Training Neural Networks as Maximum Likelihood
The loss functions used to train neural networks are not arbitrary design choices. Most of them are negative log-likelihoods in disguise. If you understand MLE, you already understand what neural network training is doing — and, critically, what it is not doing.
Cross-entropy is negative log-likelihood
The standard loss for classification is cross-entropy. For a binary outcome \(Y_i \in \{0, 1\}\) and a model that predicts \(\hat{p}_i = P(Y_i = 1 \mid X_i)\):
\[ \mathcal{L} = -\frac{1}{n}\sum_{i=1}^n \left[Y_i \log \hat{p}_i + (1 - Y_i)\log(1 - \hat{p}_i)\right] \]
Compare this to the log-likelihood of a Bernoulli model from the MLE page:
\[ \ell(p) = \sum_{i=1}^n \left[Y_i \log p_i + (1 - Y_i)\log(1 - p_i)\right] \]
They are the same expression, up to a sign and a scaling constant. Minimizing cross-entropy loss is maximizing the Bernoulli log-likelihood. The neural network’s output layer (sigmoid activation) parameterizes \(p_i\) as a flexible function of \(X_i\), but the estimation principle is identical to logistic regression — which is itself MLE.
For multi-class classification with \(K\) categories, softmax cross-entropy is the negative log-likelihood of a multinomial model. For regression with squared-error loss:
\[ \mathcal{L} = \frac{1}{n}\sum_{i=1}^n (Y_i - \hat{Y}_i)^2 \]
this is the negative log-likelihood of a Gaussian model with constant variance — exactly the same equivalence shown on the MLE page between OLS and MLE under normality.
| Loss function | Equivalent to | Implicit distributional assumption |
|---|---|---|
| Squared error (MSE) | Gaussian MLE | \(Y \mid X \sim N(\hat{Y}, \sigma^2)\) |
| Binary cross-entropy | Bernoulli MLE | \(Y \mid X \sim \text{Bernoulli}(\hat{p})\) |
| Categorical cross-entropy | Multinomial MLE | \(Y \mid X \sim \text{Multinomial}(\hat{p}_1, \ldots, \hat{p}_K)\) |
SGD as approximate MLE
Classical MLE computes the gradient of the full log-likelihood and solves the score equation exactly. Neural networks can’t do this — the models are nonconvex and the datasets are enormous. Instead, they use stochastic gradient descent (SGD): at each step, sample a mini-batch of data, compute the gradient of the loss on that mini-batch, and take a step.
This is approximate MLE. The mini-batch gradient is a noisy, unbiased estimate of the full gradient. Over many steps, SGD traces out a path that (under regularity conditions) converges to a local maximum of the likelihood — though not necessarily the global one.

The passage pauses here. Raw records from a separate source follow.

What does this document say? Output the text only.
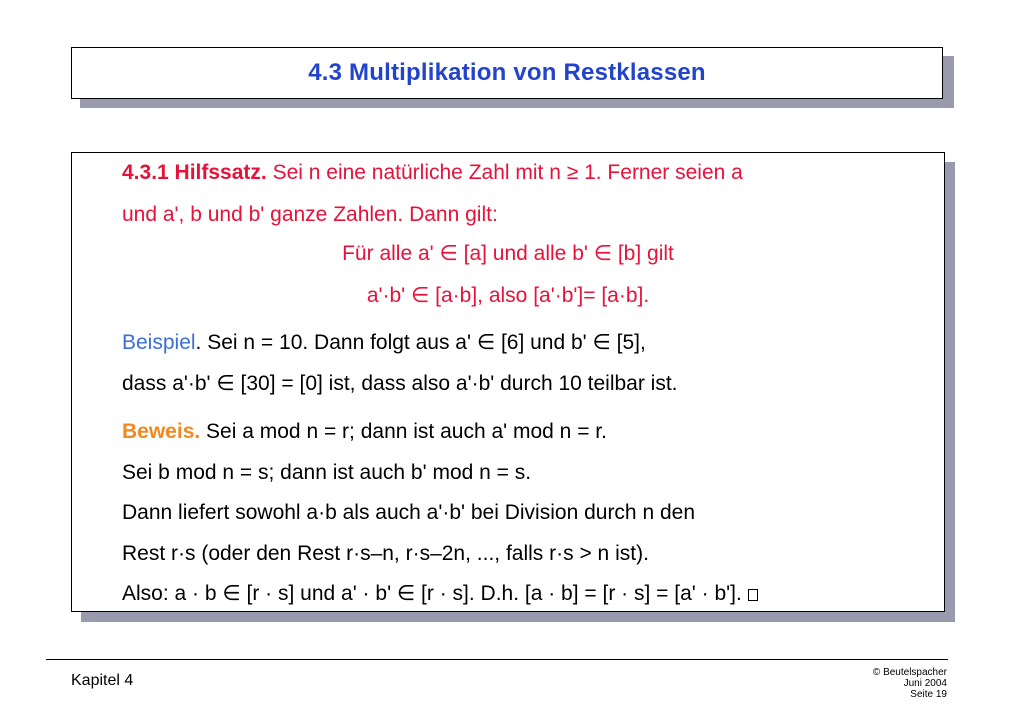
4.3 Multiplikation von Restklassen
4.3.1 Hilfssatz. Sei n eine natürliche Zahl mit n ≥ 1. Ferner seien a
und a', b und b' ganze Zahlen. Dann gilt:
Für alle a' ∈ [a] und alle b' ∈ [b] gilt
a'·b' ∈ [a·b], also [a'·b']= [a·b].
Beispiel. Sei n = 10. Dann folgt aus a' ∈ [6] und b' ∈ [5],
dass a'·b' ∈ [30] = [0] ist, dass also a'·b' durch 10 teilbar ist.
Beweis. Sei a mod n = r; dann ist auch a' mod n = r.
Sei b mod n = s; dann ist auch b' mod n = s.
Dann liefert sowohl a·b als auch a'·b' bei Division durch n den
Rest r·s (oder den Rest r·s–n, r·s–2n, ..., falls r·s > n ist).
Also: a · b ∈ [r · s] und a' · b' ∈ [r · s]. D.h. [a · b] = [r · s] = [a' · b'].
Kapitel 4	© Beutelspacher
Juni 2004
Seite 19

The analogy to classical statistics is instructive:
| Classical MLE | Neural network training |
|---|---|
| Full-sample gradient, solve exactly | Mini-batch gradient, iterate |
| Convex log-likelihood (often) | Nonconvex loss landscape |
| Single global optimum (typically) | Multiple local optima |
| Closed-form or Newton-Raphson | SGD, Adam, or variants |
| Fisher information → standard errors | No standard errors by default |
The last row matters. Classical MLE gives you standard errors through the Fisher information. Neural network training typically does not. The model gives you a point prediction, but no measure of uncertainty — a limitation addressed in Calibration and Uncertainty.
What training optimizes — and what it does not
Training a neural network finds parameters \(\hat{\theta}\) that minimize prediction error on the training distribution. This is optimization of a statistical objective: \(\hat{\theta} = \arg\min_\theta \mathcal{L}(\theta)\).
But prediction is not the only thing you might care about. The MLE page noted that if the model is misspecified, MLE converges to the distribution closest to the truth in Kullback-Leibler divergence — not necessarily the “right” answer.
For neural networks, this matters acutely:
- The model learns \(P(Y \mid X)\) — the conditional distribution. It does not learn \(P(Y \mid do(X))\) — the interventional distribution. This distinction is explored in Prediction vs Causation in Foundation Models.
- The model minimizes loss on the training distribution. If the deployment distribution differs (distribution shift), the guarantees vanish.
- The model has no notion of identification. It finds a good predictor, not a causally interpretable parameter.
Connecting to the course
This page bridges two frameworks:
- MLE provides the estimation principle. Neural network training is MLE (or regularized MLE) with a flexible function class.
- Regularization as Bayesian inference shows that weight decay, dropout, and other regularization techniques have principled statistical interpretations — they are not ad hoc tricks.
- The Algebra Behind OLS derived standard errors from \((X'X)^{-1}\). Neural networks lack this closed-form machinery, which is why uncertainty quantification requires separate tools.